How to grow your nest egg in your twenties
The last thing on your mind is your retirement fund because you can’t access it for more than 30 years down the track, but this is the time to take risks, according to Mr Heaven.
“You can afford to take risks and chase growth in share portfolios and invest in high growth assets as you have time on your side to allow markets to recover if they fall,” he says.
If you earn between $38,564 and $53,564, take advantage of the government co-contribution. It works on a sliding scale depending on your salary in that range, but it can mean kicking in an extra $1000 and the government matching it with a $500 contribution.
“It’s an outstanding free kick and one people forget about,” he says.
If you’re earning more than this, make a salary sacrifice contribution as it’s only taxed at 15 per cent. If you’re making $40,000 for example, you are paying a tax rate of 34 per cent on your salary.
You can also use the first home super saver system – salary sacrificing up to $10,000 a year on the lower tax rate – and then pulling out $30,000 to buy your first home.
If you’re planning on having kids and may be out of the workforce for a period, beef up your superannuation while you’re still working, he adds.
Thirties are tough times for saving
The hardest time when it comes to your superannuation is the 35 to 45 age group, according to Mr Heaven.
“You are dealing with competing objectives, either to buy a home, pay for a home and feed kids, while achieving at work and savings for retirement,” he says.
How manage your finances in your forties
If you have a young family, focus on getting rid of debt, says Mr Heaven, but also chuck in some money to salary sacrifice if possible.

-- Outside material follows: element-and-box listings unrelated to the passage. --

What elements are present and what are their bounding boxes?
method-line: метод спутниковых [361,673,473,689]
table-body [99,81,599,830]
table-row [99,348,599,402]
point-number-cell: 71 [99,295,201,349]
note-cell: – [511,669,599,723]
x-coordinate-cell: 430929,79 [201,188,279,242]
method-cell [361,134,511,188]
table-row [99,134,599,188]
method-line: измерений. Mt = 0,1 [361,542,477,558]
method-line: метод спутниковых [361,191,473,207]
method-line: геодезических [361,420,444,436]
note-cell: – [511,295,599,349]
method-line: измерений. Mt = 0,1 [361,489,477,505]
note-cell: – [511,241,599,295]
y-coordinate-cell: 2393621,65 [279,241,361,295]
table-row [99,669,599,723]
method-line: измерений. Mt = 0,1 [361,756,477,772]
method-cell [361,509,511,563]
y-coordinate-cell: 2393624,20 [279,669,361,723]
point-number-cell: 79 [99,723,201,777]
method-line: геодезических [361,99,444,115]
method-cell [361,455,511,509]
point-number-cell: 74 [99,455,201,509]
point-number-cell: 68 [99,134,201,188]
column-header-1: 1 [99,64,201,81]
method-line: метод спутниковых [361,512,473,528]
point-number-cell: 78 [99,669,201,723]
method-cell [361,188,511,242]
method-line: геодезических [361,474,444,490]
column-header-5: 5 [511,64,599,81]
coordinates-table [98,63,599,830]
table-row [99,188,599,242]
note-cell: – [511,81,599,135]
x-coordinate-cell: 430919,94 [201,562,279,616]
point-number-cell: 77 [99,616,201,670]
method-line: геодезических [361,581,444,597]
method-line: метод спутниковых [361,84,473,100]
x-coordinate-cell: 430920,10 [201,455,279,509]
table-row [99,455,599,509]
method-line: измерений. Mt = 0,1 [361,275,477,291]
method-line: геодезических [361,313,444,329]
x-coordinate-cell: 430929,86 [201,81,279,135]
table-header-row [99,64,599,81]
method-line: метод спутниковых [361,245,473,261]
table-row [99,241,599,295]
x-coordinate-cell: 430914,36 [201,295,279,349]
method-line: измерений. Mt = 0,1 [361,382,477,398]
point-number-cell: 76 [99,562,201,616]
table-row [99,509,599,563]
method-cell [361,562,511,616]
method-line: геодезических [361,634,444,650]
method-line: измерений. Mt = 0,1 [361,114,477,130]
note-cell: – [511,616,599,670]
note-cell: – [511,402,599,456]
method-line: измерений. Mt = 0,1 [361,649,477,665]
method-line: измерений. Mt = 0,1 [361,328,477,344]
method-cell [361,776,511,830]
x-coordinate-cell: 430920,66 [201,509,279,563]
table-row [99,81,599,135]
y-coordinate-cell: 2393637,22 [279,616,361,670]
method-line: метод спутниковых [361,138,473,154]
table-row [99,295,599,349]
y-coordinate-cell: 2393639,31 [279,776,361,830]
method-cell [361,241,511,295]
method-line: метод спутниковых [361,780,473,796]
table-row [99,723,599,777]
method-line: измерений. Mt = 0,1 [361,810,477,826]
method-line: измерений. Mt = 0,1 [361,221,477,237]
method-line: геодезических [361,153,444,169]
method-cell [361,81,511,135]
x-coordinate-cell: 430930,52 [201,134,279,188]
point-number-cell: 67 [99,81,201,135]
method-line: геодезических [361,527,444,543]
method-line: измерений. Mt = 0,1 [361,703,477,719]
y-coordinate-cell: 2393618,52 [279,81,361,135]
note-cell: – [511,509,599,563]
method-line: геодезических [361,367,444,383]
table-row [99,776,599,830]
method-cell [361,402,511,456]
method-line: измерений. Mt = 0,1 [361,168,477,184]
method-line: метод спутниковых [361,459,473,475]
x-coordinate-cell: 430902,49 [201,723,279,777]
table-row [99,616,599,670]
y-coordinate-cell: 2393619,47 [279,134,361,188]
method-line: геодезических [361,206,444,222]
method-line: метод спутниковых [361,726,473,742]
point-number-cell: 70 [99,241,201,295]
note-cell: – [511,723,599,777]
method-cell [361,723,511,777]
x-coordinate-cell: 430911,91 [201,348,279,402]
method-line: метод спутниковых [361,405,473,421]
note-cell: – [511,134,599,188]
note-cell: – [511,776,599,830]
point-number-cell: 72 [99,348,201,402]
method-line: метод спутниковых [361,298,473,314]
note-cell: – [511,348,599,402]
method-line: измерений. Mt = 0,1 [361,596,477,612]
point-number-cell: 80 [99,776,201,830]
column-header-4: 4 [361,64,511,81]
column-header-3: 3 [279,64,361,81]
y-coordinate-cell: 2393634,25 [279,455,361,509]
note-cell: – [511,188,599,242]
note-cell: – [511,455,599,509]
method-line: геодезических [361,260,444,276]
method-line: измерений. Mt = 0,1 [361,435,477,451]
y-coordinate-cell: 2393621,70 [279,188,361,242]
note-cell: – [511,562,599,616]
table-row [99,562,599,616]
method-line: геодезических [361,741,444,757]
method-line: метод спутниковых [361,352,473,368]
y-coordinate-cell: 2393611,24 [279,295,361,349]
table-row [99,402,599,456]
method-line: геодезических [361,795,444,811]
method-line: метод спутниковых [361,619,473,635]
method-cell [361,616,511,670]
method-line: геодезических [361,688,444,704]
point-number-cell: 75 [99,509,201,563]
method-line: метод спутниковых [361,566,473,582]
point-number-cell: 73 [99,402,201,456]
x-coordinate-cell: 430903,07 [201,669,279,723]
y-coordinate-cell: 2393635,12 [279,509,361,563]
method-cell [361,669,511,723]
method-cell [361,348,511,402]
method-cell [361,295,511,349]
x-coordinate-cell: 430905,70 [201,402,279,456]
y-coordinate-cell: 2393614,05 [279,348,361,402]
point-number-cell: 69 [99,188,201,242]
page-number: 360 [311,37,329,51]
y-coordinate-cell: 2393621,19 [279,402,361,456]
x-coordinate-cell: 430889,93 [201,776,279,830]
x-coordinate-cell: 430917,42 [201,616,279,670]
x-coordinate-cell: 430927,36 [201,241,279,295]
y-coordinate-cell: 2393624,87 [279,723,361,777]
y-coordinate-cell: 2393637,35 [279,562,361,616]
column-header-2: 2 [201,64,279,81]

“Paying down debt is a form of savings and you are coming to the apex of income earning over the next 15 years, so you are setting good habits for the future.”
Home stretch to retiring
“You are on the run down into retirement so you need to make every post a winner in terms of using the superannuation system and target getting as much into that super bucket,” Mr Heaven says.
If you’ve got a few years left, get as much money in as possible at the lower tax rate, he recommends.
If you don’t have enough saved, consider transitioning into retirement by going down to part-time or contractual work.
“Grit your teeth and work longer on a full-time basis for targeting that magic number for retirement,” he says. “Or you can revisit your income objectives and instead of $50,000 for a moderate retirement you could be looking more at $40,000 a year.
“The last one is you can spend the kids’ inheritance and leave less to the next generation.”
The aged pension
Currently, the aged pension is $24,770 per year for a single – which equates to $952.70 a fortnight. For couples, its $37,341 a year, which amounts to $1436.20 a fortnight.
But no one wants to live off the pension, notes Griffith Business School professor Robert Bianchi.
“Everyone wants a better quality of life or better standard of living at retirement,” he says.
Currently assets between $263,250 and $394,500 if you are a homeowner who is single or in a couple and $473,750 and $605,000 for non homeowners impacts your eligibility for the pension.
Assuming you own a home and have no other assets, Dr Bianchi says people can estimate the gap between the aged pension and what they need for a comfortable retirement.
For single people, he estimates that they would need between $318,000 and $500,000 in their superannuation fund.
People can roll their superannuation pot into another product like the share market, hedge funds, commodities, real estate and bonds, he says, although some of these can be risky.
Alternatively, people can look at placing that lump sum into an annuity financial product, which could give you a return of between $3500 and $5500 on every $100,000 invested, and help to bridge the gap between the pension and a comfortable retirement, he says.